The Transportation, Remuneration, Incentive Program (TRIP) was a five-year public transit program operated by West Virginia which later funded bus systems in the state.

Final report for TRIP on July 1982

In 1974, the state of West Virginia began TRIP, (Note: Most sources say that the project started in June 1974, one lists the project starting in 1973) targeting rural and suburban areas to meet unserved transportation needs from low-income individuals, the elderly, and handicapped persons. The program also dealt with inflation, and struggling bus systems. Funding was acquired by the state itself, the Community Services Administration, the Urban Mass Transit Administration, the Federal Highway Administration, the Administration on Aging, and the Department of Health Education and Welfare. The project focused on fixed route bus service and ended on June 30, 1979 with a 100% increase in ridership and a %144 increase in revenue.12,000 subsidy tickets were sold to disabled, elderly, and low-income riders. Most riders used the transit systems for work or shopping-related purposes. 22 out of the 55 counties in West Virginia participated in TRIP. The program found a database problem of implementation of bus systems. Taxi companies also benefited from the program.

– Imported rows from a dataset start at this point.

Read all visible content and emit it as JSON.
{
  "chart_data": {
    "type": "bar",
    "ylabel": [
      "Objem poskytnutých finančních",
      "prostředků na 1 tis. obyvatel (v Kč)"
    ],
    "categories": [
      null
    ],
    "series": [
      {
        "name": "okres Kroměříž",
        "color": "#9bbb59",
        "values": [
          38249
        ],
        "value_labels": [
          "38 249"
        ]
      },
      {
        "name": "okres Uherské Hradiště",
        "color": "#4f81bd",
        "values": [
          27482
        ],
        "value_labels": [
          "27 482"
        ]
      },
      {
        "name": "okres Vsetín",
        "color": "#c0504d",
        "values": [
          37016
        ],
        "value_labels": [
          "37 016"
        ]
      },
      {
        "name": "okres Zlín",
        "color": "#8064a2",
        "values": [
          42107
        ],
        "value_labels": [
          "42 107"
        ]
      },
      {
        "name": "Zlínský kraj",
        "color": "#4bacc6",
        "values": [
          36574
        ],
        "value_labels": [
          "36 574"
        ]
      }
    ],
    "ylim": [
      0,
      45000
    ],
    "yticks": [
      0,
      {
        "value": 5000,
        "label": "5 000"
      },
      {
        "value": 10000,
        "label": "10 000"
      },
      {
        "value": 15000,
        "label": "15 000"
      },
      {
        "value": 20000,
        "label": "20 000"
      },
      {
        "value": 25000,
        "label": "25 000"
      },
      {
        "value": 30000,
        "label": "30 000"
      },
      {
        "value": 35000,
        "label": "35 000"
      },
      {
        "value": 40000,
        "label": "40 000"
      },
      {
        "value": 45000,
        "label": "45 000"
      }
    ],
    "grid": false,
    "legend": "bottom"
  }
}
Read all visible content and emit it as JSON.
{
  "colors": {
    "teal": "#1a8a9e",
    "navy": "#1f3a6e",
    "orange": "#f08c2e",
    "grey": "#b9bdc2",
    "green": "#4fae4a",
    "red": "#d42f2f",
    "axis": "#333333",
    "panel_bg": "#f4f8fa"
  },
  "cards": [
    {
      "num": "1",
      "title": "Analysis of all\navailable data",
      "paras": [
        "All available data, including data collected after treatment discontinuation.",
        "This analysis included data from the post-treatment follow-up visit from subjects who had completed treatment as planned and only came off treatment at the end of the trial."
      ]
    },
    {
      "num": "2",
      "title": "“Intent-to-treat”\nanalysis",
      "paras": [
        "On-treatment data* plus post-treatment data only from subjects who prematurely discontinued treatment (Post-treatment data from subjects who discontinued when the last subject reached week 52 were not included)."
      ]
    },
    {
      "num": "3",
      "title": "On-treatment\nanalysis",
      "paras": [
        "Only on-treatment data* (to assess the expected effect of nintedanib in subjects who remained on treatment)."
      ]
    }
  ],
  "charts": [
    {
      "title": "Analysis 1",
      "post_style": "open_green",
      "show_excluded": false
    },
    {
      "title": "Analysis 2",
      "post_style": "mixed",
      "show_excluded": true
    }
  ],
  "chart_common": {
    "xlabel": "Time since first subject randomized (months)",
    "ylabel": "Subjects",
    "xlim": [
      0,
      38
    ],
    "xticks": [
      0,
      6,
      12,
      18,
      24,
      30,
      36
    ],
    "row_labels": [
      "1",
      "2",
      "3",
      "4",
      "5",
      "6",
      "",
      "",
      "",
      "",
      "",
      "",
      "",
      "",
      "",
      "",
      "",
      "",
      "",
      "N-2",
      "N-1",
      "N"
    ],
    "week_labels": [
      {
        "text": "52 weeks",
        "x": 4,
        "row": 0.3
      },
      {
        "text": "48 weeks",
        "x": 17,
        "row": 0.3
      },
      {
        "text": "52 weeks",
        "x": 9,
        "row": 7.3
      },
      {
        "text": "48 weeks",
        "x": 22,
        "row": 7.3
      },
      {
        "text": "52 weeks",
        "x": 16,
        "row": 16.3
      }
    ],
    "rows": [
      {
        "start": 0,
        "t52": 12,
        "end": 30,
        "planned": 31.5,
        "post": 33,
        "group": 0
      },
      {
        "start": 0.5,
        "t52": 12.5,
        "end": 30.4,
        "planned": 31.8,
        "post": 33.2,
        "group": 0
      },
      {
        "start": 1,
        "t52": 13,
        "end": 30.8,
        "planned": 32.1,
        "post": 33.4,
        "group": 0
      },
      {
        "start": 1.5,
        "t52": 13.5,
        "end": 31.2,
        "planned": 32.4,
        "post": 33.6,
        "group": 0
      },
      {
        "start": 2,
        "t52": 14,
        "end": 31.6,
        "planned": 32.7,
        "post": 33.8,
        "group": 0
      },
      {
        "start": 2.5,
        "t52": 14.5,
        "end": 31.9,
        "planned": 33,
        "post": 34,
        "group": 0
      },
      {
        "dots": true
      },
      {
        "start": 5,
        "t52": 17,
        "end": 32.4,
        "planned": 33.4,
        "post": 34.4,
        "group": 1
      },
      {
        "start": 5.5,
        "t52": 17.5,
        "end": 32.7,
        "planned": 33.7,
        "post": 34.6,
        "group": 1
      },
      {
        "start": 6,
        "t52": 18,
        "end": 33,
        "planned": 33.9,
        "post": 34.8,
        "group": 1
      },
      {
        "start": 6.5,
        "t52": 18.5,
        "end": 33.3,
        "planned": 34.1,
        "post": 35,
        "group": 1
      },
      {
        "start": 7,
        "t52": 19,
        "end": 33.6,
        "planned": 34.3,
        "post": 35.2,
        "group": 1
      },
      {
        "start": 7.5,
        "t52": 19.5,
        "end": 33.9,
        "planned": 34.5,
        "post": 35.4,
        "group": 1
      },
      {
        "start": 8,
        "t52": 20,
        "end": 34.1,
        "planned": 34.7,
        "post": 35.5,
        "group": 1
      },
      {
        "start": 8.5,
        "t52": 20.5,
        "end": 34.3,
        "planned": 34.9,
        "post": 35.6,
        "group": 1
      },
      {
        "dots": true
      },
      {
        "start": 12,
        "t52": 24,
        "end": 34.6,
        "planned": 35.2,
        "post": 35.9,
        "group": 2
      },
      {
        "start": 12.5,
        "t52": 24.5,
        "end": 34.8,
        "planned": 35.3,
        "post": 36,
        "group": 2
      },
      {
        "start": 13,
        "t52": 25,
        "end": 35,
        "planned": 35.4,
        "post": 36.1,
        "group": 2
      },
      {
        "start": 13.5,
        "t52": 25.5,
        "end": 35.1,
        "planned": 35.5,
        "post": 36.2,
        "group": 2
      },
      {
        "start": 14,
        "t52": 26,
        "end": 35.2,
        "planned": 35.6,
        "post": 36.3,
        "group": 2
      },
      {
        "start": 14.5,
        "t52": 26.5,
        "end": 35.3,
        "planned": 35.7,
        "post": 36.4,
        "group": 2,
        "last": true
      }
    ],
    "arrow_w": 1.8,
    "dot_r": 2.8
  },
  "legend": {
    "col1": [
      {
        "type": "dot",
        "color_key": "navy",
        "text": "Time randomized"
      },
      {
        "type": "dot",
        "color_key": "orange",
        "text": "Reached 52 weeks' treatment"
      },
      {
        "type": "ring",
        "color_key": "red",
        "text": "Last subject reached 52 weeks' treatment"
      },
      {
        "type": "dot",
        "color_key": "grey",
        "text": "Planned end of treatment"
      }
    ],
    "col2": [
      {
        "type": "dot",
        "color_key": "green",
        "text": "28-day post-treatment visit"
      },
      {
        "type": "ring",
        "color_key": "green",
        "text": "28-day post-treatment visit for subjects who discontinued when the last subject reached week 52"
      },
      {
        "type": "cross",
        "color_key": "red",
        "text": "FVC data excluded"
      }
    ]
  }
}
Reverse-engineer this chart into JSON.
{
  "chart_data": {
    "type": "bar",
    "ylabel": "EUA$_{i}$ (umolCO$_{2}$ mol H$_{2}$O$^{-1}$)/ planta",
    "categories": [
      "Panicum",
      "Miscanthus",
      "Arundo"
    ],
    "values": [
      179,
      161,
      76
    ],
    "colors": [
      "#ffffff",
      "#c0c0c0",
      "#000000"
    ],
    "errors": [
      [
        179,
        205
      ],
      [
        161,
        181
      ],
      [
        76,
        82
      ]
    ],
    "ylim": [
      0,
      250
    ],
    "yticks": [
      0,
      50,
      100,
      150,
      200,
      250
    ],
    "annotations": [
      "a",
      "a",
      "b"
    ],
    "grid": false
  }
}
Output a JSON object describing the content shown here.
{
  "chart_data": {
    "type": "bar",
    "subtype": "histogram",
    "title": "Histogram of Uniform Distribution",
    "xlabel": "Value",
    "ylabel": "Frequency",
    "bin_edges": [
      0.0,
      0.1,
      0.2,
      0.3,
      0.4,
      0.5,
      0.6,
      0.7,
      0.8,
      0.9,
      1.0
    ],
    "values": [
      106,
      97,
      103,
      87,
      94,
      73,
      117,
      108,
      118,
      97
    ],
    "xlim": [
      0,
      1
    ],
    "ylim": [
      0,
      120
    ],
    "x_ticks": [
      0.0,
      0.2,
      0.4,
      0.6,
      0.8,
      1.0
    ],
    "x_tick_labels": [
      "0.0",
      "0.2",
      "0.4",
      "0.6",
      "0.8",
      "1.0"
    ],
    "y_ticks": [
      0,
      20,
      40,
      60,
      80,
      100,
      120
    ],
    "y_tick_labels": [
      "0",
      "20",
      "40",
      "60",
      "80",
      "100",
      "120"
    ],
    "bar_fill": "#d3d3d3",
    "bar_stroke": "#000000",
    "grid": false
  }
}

Between 1979 and 1980, the former TRIP program guaranteed transit agencies $1,200,000 in state and federal funding that was matched with local funding. The funds fell onto the responsibility of local politicians.

Later, public transit authorities were created under Section 147 to better serve the general public. Central West Virginia Transit Authority, Eastern Panhandle Transit Authority, Fairmont Marion County Transit Authority, Monongalia County Transit Authority, Mountain Transit Authority, Ohio Valley Regional Transportation Authority, and Potomac Valley Transit Authority were funded by TRIP.